# Log-in Problem



## Bearcarver (Jul 13, 2010)

Not a big deal, but thought I should mention. I had to Log-in about 5 times in the last hour. Have to leave now anyway, but thought it should be known.

Thanks, 

Bearcarver


----------



## TulsaJeff (Jul 13, 2010)

I will report this.. they just upgraded the site yesterday so maybe something needs a tweak. Thanks for letting us know.
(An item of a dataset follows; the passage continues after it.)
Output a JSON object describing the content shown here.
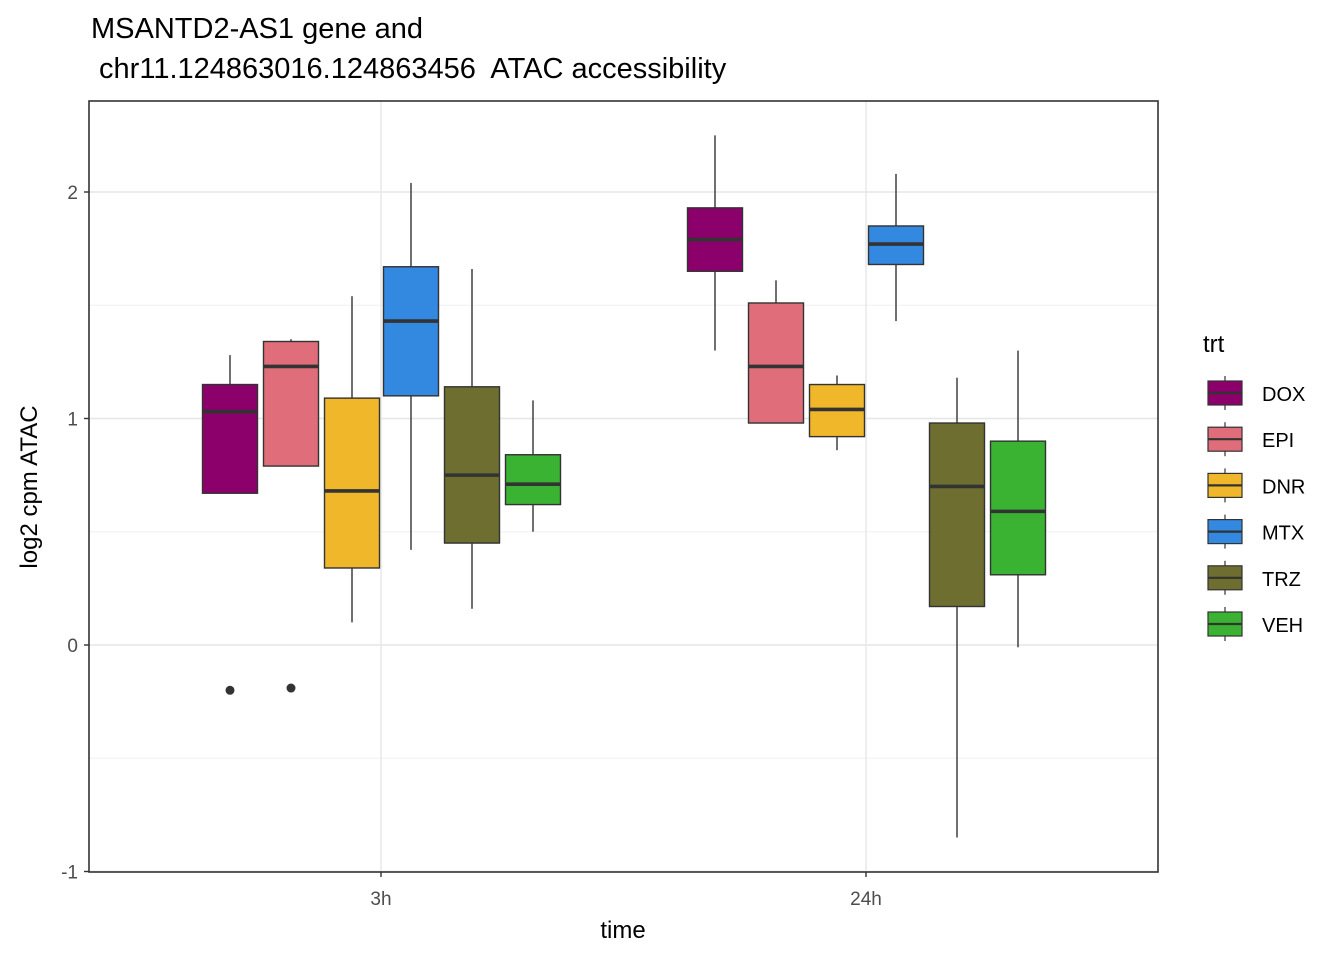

Anyone else having this problem as well? Please let us know. Thanks


----------



## mudduck (Jul 13, 2010)

i have a hard time posting links in the reply box

when i copy and try to paste it it wont i haft do it time after time finely it will post

it may just be me


----------



## Bearcarver (Jul 13, 2010)

mudduck said:


> i have a hard time posting links in the reply box
> 
> when i copy and try to paste it it wont i haft do it time after time finely it will post
> 
> it may just be me


I know you have to paste in the little box that comes up, instead of right in the big reply box. Some kind of protection for the site I believe. I don't know if that helps you.

Bear


----------



## Bearcarver (Oct 18, 2010)

Are they playing around with things again?
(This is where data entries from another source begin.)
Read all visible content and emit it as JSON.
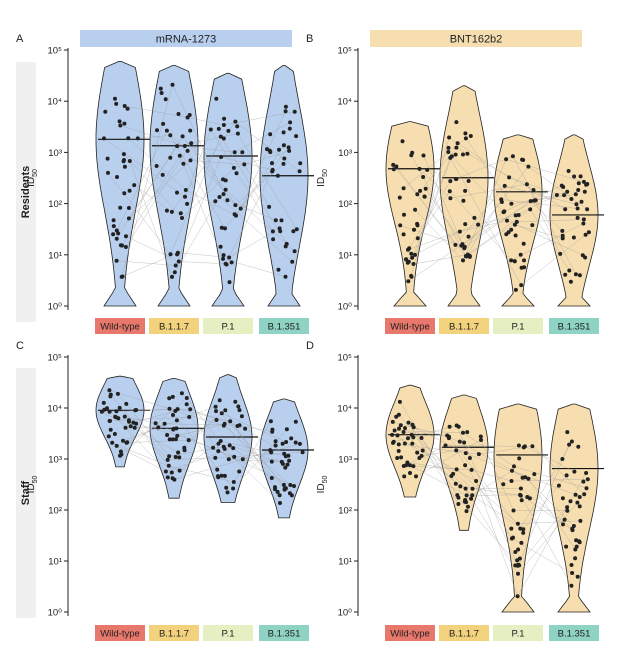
{
  "row_labels": [
    "Residents",
    "Staff"
  ],
  "variants": [
    {
      "label": "Wild-type",
      "color": "#e8786c"
    },
    {
      "label": "B.1.1.7",
      "color": "#f3d27d"
    },
    {
      "label": "P.1",
      "color": "#e4efc2"
    },
    {
      "label": "B.1.351",
      "color": "#8ed3c3"
    }
  ],
  "vaccine_colors": {
    "mRNA-1273": "#b8cfee",
    "BNT162b2": "#f6deb0"
  },
  "y_tick_labels": [
    "10⁰",
    "10¹",
    "10²",
    "10³",
    "10⁴",
    "10⁵"
  ],
  "chart_data": [
    {
      "panel_letter": "A",
      "header": "mRNA-1273",
      "row": "Residents",
      "type": "violin",
      "scale": "log10",
      "ylim": [
        1,
        100000
      ],
      "ylabel_main": "ID",
      "ylabel_sub": "50",
      "categories": [
        "Wild-type",
        "B.1.1.7",
        "P.1",
        "B.1.351"
      ],
      "medians": [
        1800,
        1350,
        850,
        350
      ],
      "maxima": [
        60000,
        50000,
        35000,
        50000
      ],
      "minima": [
        1,
        1,
        1,
        1
      ]
    },
    {
      "panel_letter": "B",
      "header": "BNT162b2",
      "row": "Residents",
      "type": "violin",
      "scale": "log10",
      "ylim": [
        1,
        100000
      ],
      "ylabel_main": "ID",
      "ylabel_sub": "50",
      "categories": [
        "Wild-type",
        "B.1.1.7",
        "P.1",
        "B.1.351"
      ],
      "medians": [
        480,
        320,
        170,
        60
      ],
      "maxima": [
        4000,
        20000,
        2200,
        2200
      ],
      "minima": [
        1,
        1,
        1,
        1
      ]
    },
    {
      "panel_letter": "C",
      "header": "",
      "row": "Staff",
      "type": "violin",
      "scale": "log10",
      "ylim": [
        1,
        100000
      ],
      "ylabel_main": "ID",
      "ylabel_sub": "50",
      "categories": [
        "Wild-type",
        "B.1.1.7",
        "P.1",
        "B.1.351"
      ],
      "medians": [
        9000,
        4000,
        2700,
        1500
      ],
      "maxima": [
        42000,
        38000,
        45000,
        15000
      ],
      "minima": [
        700,
        170,
        140,
        70
      ]
    },
    {
      "panel_letter": "D",
      "header": "",
      "row": "Staff",
      "type": "violin",
      "scale": "log10",
      "ylim": [
        1,
        100000
      ],
      "ylabel_main": "ID",
      "ylabel_sub": "50",
      "categories": [
        "Wild-type",
        "B.1.1.7",
        "P.1",
        "B.1.351"
      ],
      "medians": [
        3000,
        1700,
        1200,
        650
      ],
      "maxima": [
        28000,
        18000,
        12000,
        12000
      ],
      "minima": [
        180,
        40,
        1,
        1
      ]
    }
  ]
}
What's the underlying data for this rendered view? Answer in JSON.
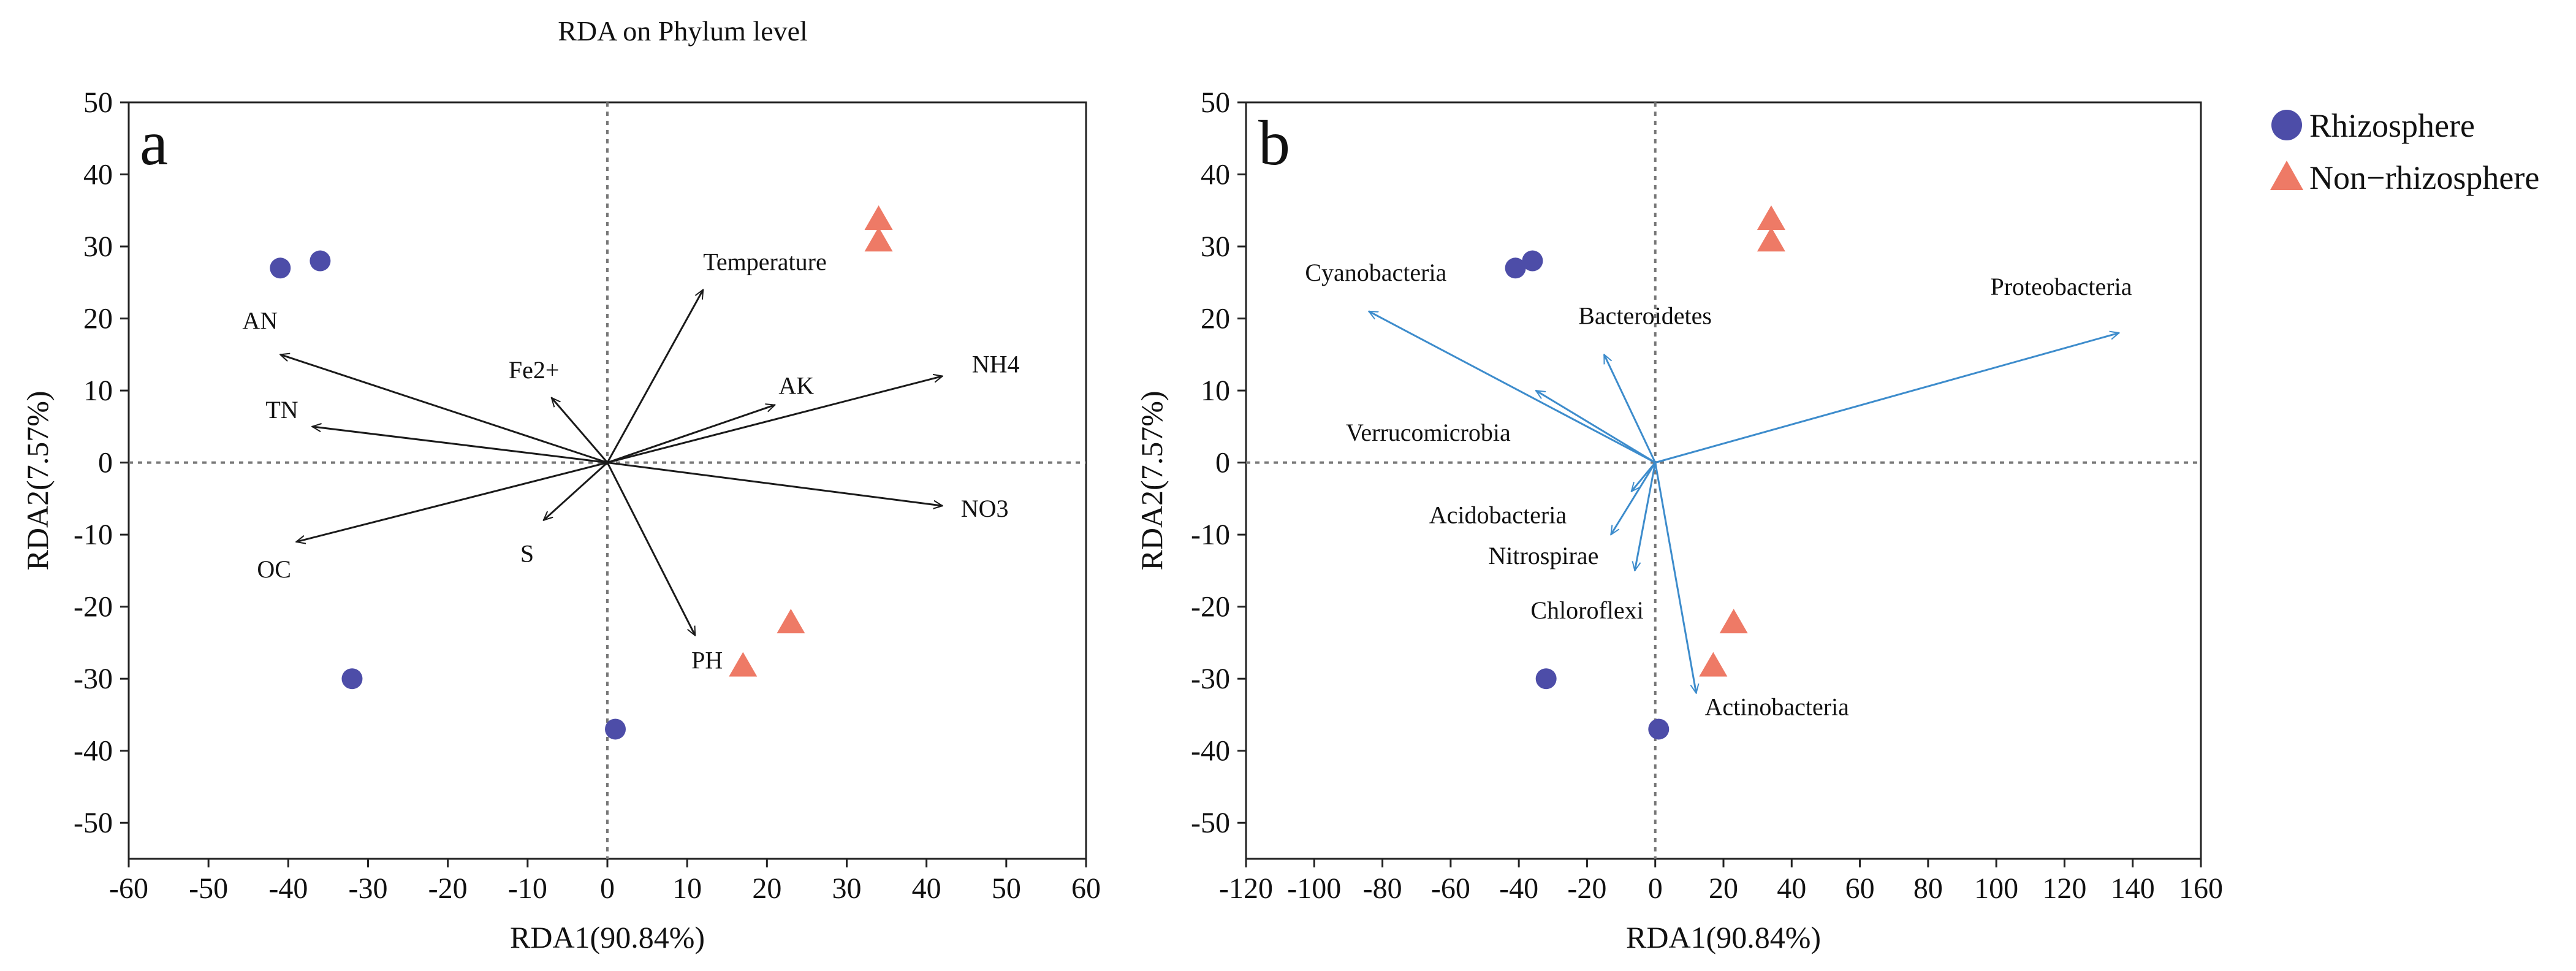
{
  "figure_title": "RDA on Phylum level",
  "legend": {
    "items": [
      {
        "label": "Rhizosphere",
        "shape": "circle",
        "color": "#4d4da8"
      },
      {
        "label": "Non−rhizosphere",
        "shape": "triangle",
        "color": "#ee7a66"
      }
    ]
  },
  "chart_data": [
    {
      "type": "scatter",
      "panel": "a",
      "title": "RDA on Phylum level",
      "xlabel": "RDA1(90.84%)",
      "ylabel": "RDA2(7.57%)",
      "xlim": [
        -60,
        60
      ],
      "ylim": [
        -55,
        50
      ],
      "xticks": [
        -60,
        -50,
        -40,
        -30,
        -20,
        -10,
        0,
        10,
        20,
        30,
        40,
        50,
        60
      ],
      "yticks": [
        -50,
        -40,
        -30,
        -20,
        -10,
        0,
        10,
        20,
        30,
        40,
        50
      ],
      "arrow_color": "#1a1a1a",
      "series": [
        {
          "name": "Rhizosphere",
          "marker": "circle",
          "color": "#4d4da8",
          "points": [
            [
              -41,
              27
            ],
            [
              -36,
              28
            ],
            [
              -32,
              -30
            ],
            [
              1,
              -37
            ]
          ]
        },
        {
          "name": "Non−rhizosphere",
          "marker": "triangle",
          "color": "#ee7a66",
          "points": [
            [
              34,
              34
            ],
            [
              34,
              31
            ],
            [
              23,
              -22
            ],
            [
              17,
              -28
            ]
          ]
        }
      ],
      "vectors": [
        {
          "label": "Temperature",
          "x": 12,
          "y": 24
        },
        {
          "label": "AN",
          "x": -41,
          "y": 15
        },
        {
          "label": "Fe2+",
          "x": -7,
          "y": 9
        },
        {
          "label": "AK",
          "x": 21,
          "y": 8
        },
        {
          "label": "NH4",
          "x": 42,
          "y": 12
        },
        {
          "label": "TN",
          "x": -37,
          "y": 5
        },
        {
          "label": "NO3",
          "x": 42,
          "y": -6
        },
        {
          "label": "S",
          "x": -8,
          "y": -8
        },
        {
          "label": "OC",
          "x": -39,
          "y": -11
        },
        {
          "label": "PH",
          "x": 11,
          "y": -24
        }
      ]
    },
    {
      "type": "scatter",
      "panel": "b",
      "title": "",
      "xlabel": "RDA1(90.84%)",
      "ylabel": "RDA2(7.57%)",
      "xlim": [
        -120,
        160
      ],
      "ylim": [
        -55,
        50
      ],
      "xticks": [
        -120,
        -100,
        -80,
        -60,
        -40,
        -20,
        0,
        20,
        40,
        60,
        80,
        100,
        120,
        140,
        160
      ],
      "yticks": [
        -50,
        -40,
        -30,
        -20,
        -10,
        0,
        10,
        20,
        30,
        40,
        50
      ],
      "arrow_color": "#3d8ccc",
      "series": [
        {
          "name": "Rhizosphere",
          "marker": "circle",
          "color": "#4d4da8",
          "points": [
            [
              -41,
              27
            ],
            [
              -36,
              28
            ],
            [
              -32,
              -30
            ],
            [
              1,
              -37
            ]
          ]
        },
        {
          "name": "Non−rhizosphere",
          "marker": "triangle",
          "color": "#ee7a66",
          "points": [
            [
              34,
              34
            ],
            [
              34,
              31
            ],
            [
              23,
              -22
            ],
            [
              17,
              -28
            ]
          ]
        }
      ],
      "vectors": [
        {
          "label": "Cyanobacteria",
          "x": -84,
          "y": 21
        },
        {
          "label": "Proteobacteria",
          "x": 136,
          "y": 18
        },
        {
          "label": "Bacteroidetes",
          "x": -15,
          "y": 15
        },
        {
          "label": "Verrucomicrobia",
          "x": -35,
          "y": 10
        },
        {
          "label": "Acidobacteria",
          "x": -7,
          "y": -4
        },
        {
          "label": "Nitrospirae",
          "x": -13,
          "y": -10
        },
        {
          "label": "Chloroflexi",
          "x": -6,
          "y": -15
        },
        {
          "label": "Actinobacteria",
          "x": 12,
          "y": -32
        }
      ]
    }
  ]
}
I just went weeks without getting bumped off in the middle of a post, but now it happened to me about 8 times in the last 2 days again.

Bearcarver


----------



## Bearcarver (Oct 19, 2010)

Bearcarver said:


> Are they playing around with things again?
> 
> I just went weeks without getting bumped off in the middle of a post, but now it happened to me about 8 times in the last 2 days again.
> 
> Bearcarver


Just did it again 2 minutes ago.

LOL---Talking to myself again,

Bear


----------



## pineywoods (Oct 19, 2010)

Not sure what's going on Bear I'm not seeing where anybody else is having that problem so makes it very hard for anybody to figure out.


----------



## Bearcarver (Oct 19, 2010)

Pineywoods said:


> Not sure what's going on Bear I'm not seeing where anybody else is having that problem so makes it very hard for anybody to figure out.




It's not that big a deal, unless I'm making a big post, and I don't make them that often.

I just figured I should let people know when it happens.

It seems strange that I can go for weeks without getting bumped off even once. Then all of a sudden, it's 3 or 4 times a day for a few days in a row.

Bear


----------